Work in the garden, the value of food
She hides food, throws up in the bathroom, takes laxatives, walks in the sun with weighted anklets to consume calories. When she reaches 35 kilos, her mother admits her to a clinic. Alice stares into space for hours, the infusions give her an extra day. Mati tries to help her: «One day her friend Anna and I bring her a vase of pink cyclamen and arrange it on the windowsill. Alice looks at him imperturbably. I tell her that the power to protect against evil was attributed to cyclamen. And according to John Gerard, an English botanist of the late 1500s, “the cyclamen, crushed and prepared in sfogliatelle, becomes a magical entree of love”. Alice remains apathetic. One day she almost attacks me: “I read on Google that in the language of flowers this thing is given to those who have to develop self-confidence. Do you have to heal me too? Your way? With flowers? ”». But then he shifts the obsessive attention he reserved to the body to the cyclamen, makes him an alter ego, gives him his name. Alice (plant) blooms until March, Alice (person) begins to bloom the following year in a therapeutic garden. Today he is a new person. He works among myrtle hedges and rose beds. She has learned to cultivate the vegetable garden, to collect the fruits and to cook them. Feeding on what she produces made her understand the value of food, a gift of nature and not a punishment.

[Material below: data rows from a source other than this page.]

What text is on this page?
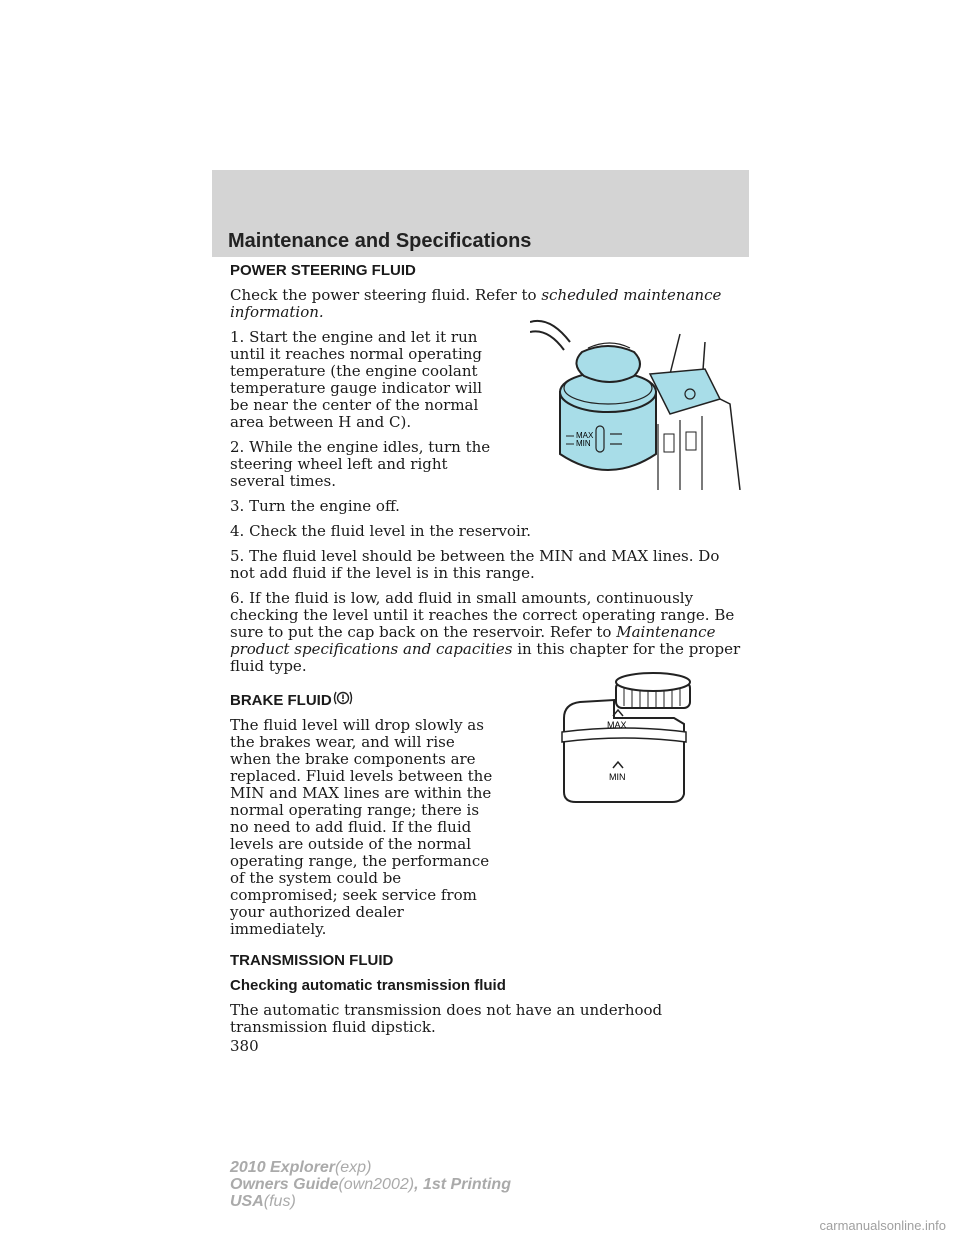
Maintenance and Specifications
POWER STEERING FLUID

Check the power steering fluid. Refer to scheduled maintenance information.

1. Start the engine and let it run until it reaches normal operating temperature (the engine coolant temperature gauge indicator will be near the center of the normal area between H and C).

2. While the engine idles, turn the steering wheel left and right several times.

3. Turn the engine off.

4. Check the fluid level in the reservoir.

5. The fluid level should be between the MIN and MAX lines. Do not add fluid if the level is in this range.

6. If the fluid is low, add fluid in small amounts, continuously checking the level until it reaches the correct operating range. Be sure to put the cap back on the reservoir. Refer to Maintenance product specifications and capacities in this chapter for the proper fluid type.

BRAKE FLUID

The fluid level will drop slowly as the brakes wear, and will rise when the brake components are replaced. Fluid levels between the MIN and MAX lines are within the normal operating range; there is no need to add fluid. If the fluid levels are outside of the normal operating range, the performance of the system could be compromised; seek service from your authorized dealer immediately.

TRANSMISSION FLUID
Checking automatic transmission fluid

The automatic transmission does not have an underhood transmission fluid dipstick.

380
MAX
MIN
MAX
MIN
2010 Explorer(exp)
Owners Guide(own2002), 1st Printing
USA(fus)
carmanualsonline.info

The osmanthus that saves a life
Mara has a very strong depression. Mati talks to her, asks her: “Isn’t there an object, a perfume, a memory, a plant … that gave you some peace just thinking about it?” Mara replies: “Is there still osmanthus in front of my aunt’s house?” Her paternal aunt, Vittoria, was more than a mother to her. She went to pick her up from school, made her do her homework, cooked, told exotic and mythical fairy tales like that of the Gui hua, the tree of the Chinese lunar paradise. In the garden below the house there was an Osmanthus fragrans. Mara looked out onto the terrace to be enveloped by the scent of the East and transported inside her aunt’s fairy tales. After that desperate evening, Mara often goes back to the garden, cleans the flower beds, reads on the bench next door, she resumes some social life even if she does not give up on antidepressants. «Convinced that nature does nothing by chance, I wonder why this perfume is so pleasant» wonders Mati. «Perhaps osmanthus has understood that this characteristic will stimulate the desire to plant it, favoring its diffusion? Are we the ones who choose the plants or are they the ones who choose us? And here is the revolution of the green square meter, the balcony, the flowerbed of the condominium, the tree in the street, the park near the house. If one can save one person, eight billion square meters can save the world ”.